Databases as a Service
On the subject of databases, our databases work just like our applications - we can create new ones, set up replication, access backups, rollback to previous versions, and download production dumps with a simple command. This is because, like our applications, our databases are setup via a cloud hosting service (Heroku Postgres) that provides all of that.
We recently found that three back-end reporting systems were competing for resources on our single replication slave database. So, we spun up two more, and now they each have their own. We never had to discuss the difficulty in physically setting up the systems—just whether or not it made sense to do architecturally.
Background Processing
When building internal tools, or interfacing with third party systems, the easiest way to improve performance and reliability is to run long-running processes in the background. Setting this up the first time can be painful, but once it’s there, you can start to background everything that’s not strictly needed in the user-facing request cycle.
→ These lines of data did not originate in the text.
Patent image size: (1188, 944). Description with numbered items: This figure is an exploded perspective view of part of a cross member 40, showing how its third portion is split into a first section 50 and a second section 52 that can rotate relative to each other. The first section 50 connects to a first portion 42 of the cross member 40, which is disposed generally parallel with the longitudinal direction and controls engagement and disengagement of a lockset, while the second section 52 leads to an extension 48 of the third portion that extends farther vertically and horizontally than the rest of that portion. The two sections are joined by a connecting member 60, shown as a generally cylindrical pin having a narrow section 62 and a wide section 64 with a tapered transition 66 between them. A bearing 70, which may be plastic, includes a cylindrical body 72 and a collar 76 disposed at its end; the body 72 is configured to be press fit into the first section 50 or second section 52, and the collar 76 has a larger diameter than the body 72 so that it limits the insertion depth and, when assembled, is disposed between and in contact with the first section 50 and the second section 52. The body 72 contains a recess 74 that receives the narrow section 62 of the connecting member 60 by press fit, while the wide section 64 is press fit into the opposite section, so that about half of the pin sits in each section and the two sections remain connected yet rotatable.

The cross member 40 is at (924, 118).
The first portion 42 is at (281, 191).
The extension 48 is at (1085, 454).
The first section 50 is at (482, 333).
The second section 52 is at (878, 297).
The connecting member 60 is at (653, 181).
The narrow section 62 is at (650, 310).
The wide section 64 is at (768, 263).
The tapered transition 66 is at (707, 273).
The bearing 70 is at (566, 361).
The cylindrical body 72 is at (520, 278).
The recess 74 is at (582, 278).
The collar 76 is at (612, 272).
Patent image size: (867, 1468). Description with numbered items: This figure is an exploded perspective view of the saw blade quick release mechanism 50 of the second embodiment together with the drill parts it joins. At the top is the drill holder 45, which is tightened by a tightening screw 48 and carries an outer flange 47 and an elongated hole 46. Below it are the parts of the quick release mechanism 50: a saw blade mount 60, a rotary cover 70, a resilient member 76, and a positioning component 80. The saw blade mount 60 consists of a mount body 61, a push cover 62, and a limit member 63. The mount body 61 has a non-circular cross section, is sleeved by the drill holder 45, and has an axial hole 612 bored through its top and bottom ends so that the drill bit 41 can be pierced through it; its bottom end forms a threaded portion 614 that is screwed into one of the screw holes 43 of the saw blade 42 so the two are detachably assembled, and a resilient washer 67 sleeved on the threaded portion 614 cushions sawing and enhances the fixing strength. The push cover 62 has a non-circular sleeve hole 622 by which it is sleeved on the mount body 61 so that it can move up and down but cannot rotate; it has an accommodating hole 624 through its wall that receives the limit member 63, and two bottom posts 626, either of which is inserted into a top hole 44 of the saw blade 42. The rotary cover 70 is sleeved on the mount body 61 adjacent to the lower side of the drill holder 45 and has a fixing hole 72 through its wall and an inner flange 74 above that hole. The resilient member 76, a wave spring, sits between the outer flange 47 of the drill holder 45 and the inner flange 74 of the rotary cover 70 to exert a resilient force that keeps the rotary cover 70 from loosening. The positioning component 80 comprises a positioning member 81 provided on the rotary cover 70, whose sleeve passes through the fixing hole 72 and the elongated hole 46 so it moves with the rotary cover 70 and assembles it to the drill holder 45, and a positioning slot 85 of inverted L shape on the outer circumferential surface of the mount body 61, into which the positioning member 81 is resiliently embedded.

When we started seeing long delays from our shipping label provider, Jon took the extra effort needed to not just background the external call, but also to set up an easy way for the front-end to use AJAX to wait for the result back. The user still has to wait, but our application would no longer time out. When we later needed to add a second call to another third party, Joel was able to easily build on Jon’s work to do that. Up-front investment can often pay off.
Monitoring & Logging
With all of this infrastructure, you need to know what’s going on with it. In addition to basic ping checks of our applications, we also monitor the size of our background queues, get alerted when any job fails, get notified when our applications crash or timeout, and can even be alerted when certain SQL statements that should never return a value do, in fact, return a value.
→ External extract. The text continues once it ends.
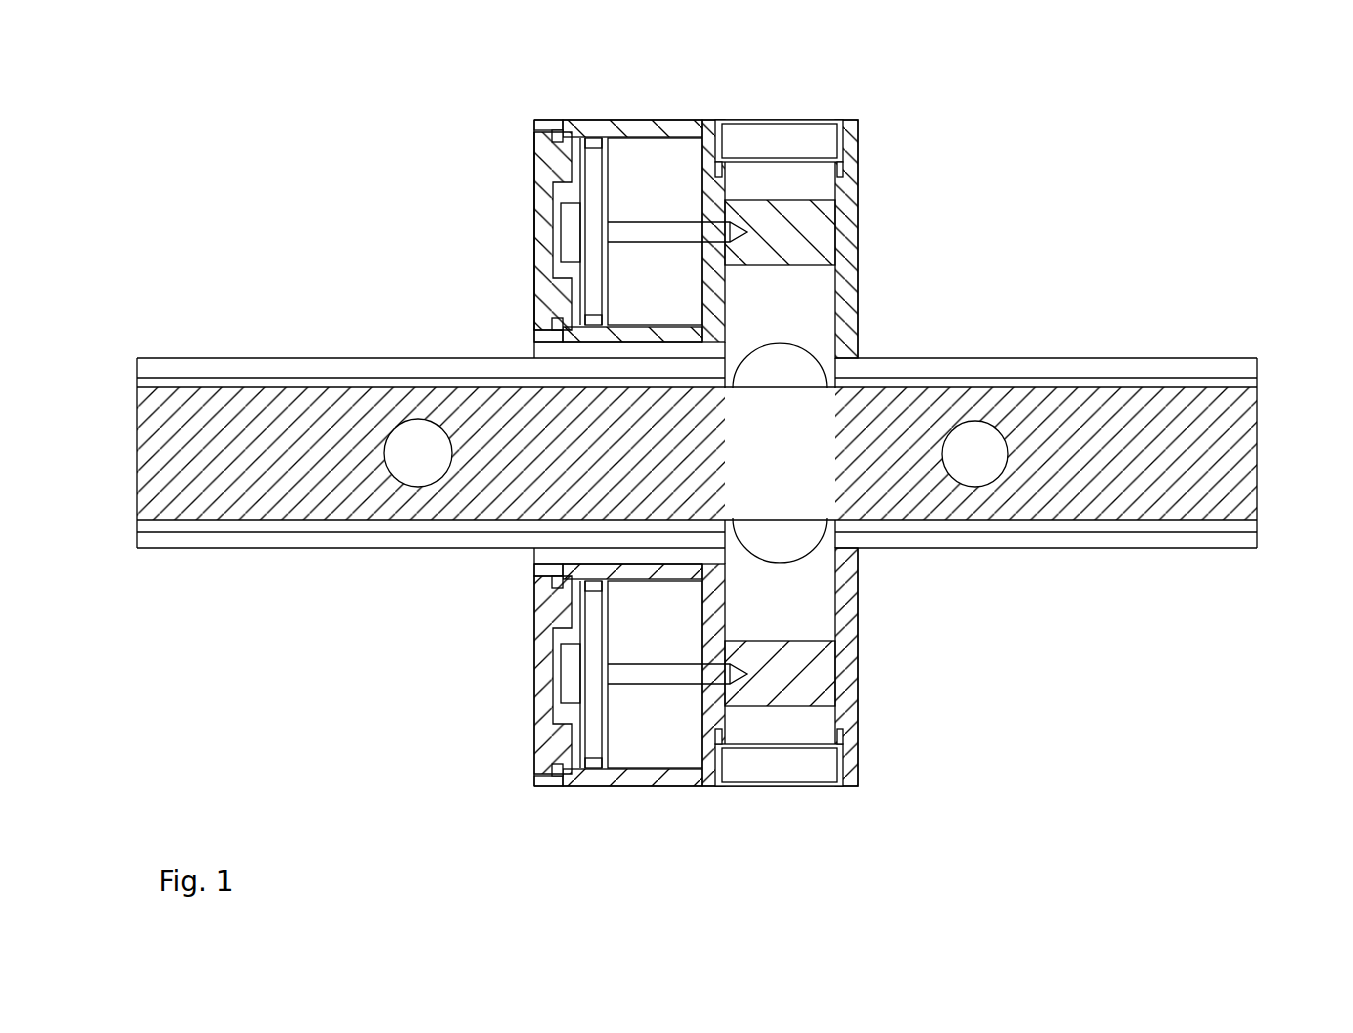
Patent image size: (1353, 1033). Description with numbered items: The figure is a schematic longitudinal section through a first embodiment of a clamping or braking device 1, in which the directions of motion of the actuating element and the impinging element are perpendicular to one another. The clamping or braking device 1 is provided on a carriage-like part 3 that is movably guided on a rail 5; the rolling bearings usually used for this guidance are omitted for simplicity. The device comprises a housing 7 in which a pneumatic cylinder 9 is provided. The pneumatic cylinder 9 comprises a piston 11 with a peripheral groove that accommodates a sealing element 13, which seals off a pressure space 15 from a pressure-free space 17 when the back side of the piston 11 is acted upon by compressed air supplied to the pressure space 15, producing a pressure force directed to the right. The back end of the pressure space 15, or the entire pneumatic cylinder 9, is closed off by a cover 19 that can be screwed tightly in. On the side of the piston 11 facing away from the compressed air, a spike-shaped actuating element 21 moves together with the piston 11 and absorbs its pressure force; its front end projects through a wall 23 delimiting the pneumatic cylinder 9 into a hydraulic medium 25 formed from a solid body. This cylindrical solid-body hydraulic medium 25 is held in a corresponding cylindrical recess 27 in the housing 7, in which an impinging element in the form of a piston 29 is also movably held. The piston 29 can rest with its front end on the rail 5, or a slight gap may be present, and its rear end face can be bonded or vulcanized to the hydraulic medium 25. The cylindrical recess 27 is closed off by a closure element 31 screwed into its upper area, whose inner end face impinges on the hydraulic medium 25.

This means that we know about problems before our users do. It’s so important to have this knowledge, because users have been trained over the years to accept flaky software as being normal—they won’t report problems right away or at-all.
Because of our monitoring set up, I can email an internal user that I’m aware of their problem, but also if there’s a workaround they can try to get their work done, often before they realize what’s going on. It might sound creepy, but it helps—I can get real-time information from them, and they know that we’re on top of it.
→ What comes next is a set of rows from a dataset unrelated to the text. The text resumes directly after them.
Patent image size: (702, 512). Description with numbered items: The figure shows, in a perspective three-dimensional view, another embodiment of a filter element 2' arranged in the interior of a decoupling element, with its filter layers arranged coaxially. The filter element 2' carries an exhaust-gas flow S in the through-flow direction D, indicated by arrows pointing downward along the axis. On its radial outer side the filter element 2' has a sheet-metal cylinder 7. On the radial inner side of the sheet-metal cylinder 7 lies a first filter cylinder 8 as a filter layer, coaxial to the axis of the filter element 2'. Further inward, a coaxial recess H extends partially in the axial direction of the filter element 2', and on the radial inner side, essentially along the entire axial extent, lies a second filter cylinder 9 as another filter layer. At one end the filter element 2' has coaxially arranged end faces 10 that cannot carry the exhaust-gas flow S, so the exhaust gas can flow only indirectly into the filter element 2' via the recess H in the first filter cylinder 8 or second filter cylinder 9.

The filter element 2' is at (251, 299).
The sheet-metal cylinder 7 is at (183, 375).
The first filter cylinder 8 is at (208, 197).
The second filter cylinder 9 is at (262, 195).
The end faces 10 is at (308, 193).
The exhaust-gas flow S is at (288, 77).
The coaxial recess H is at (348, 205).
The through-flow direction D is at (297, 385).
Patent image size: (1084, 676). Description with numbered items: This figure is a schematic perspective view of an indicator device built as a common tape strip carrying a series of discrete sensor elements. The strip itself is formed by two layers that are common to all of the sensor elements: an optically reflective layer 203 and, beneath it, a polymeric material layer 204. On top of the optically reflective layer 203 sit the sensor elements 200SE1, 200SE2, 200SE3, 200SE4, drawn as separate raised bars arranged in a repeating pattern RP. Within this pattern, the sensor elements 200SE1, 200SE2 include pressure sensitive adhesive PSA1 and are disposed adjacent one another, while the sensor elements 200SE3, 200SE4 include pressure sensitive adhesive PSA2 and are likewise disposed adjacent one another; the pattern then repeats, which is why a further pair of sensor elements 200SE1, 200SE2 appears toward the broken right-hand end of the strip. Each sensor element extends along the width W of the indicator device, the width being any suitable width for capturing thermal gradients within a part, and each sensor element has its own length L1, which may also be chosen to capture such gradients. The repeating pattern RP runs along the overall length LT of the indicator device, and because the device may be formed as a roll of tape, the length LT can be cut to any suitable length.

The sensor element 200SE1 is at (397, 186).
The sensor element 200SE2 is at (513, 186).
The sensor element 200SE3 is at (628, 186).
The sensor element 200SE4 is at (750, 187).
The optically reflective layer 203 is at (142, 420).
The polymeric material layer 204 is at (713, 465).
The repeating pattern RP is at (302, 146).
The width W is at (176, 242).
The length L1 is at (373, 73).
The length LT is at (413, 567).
We can currently add alerts for any log message our applications produce, meaning it’s dead simple to stay on top of our system.
Trust from the Rest of the Company
All of the previous superpowers mean that we can deliver solutions for our clients and internal users quickly without acquiring a lot of technical debt. Because we aren’t messing around with server configuration, debugging odd data, or figuring out why something’s slow or unresponsive, we spend most of our time delivering the business value we’re paid to deliver.
This means that when we discuss potential solutions, we’re taken seriously. When we give estimates for how long work will take, we are believed (and when an estimate is perceived to as “too long”, the solutions proposed from the non-tech side are almost always around cutting scope and delivering a smaller solution earlier). Finally, when we do need some time to do some technical things behind the scenes (such as upgrade to Rails 4), it’s understood that we wouldn’t be asking if there weren’t an upside to the company in doing so.
We’ll see what happens over the next year, but it’s my belief that our team will continue to function efficiency and effectively as a partner to the business and not the dreaded “IT Department”. All because we’ve cultivated some technical super powers.
Specifics
For the curious, here are the specific tools and services we use:
- Ruby on Rails
- Postgres
- GitHub (source code management)
- Heroku (hosts our apps and Postgres databases)
- Resque (background processing)
- Heroku Scheduler (cron-like)
- TDDium (Continunous Integration)
- Hubot (Chat-based assistance for deployment, issue tracking, and questionable images)
- GemFury (Private Gem Hosting)
- PaperTrail (Logging)
- PagerDuty (alerting rotation)
- Pingdom (application monitoring)
- NewRelic (performance monitoring)
- Google Apps (knowledge sharing and management)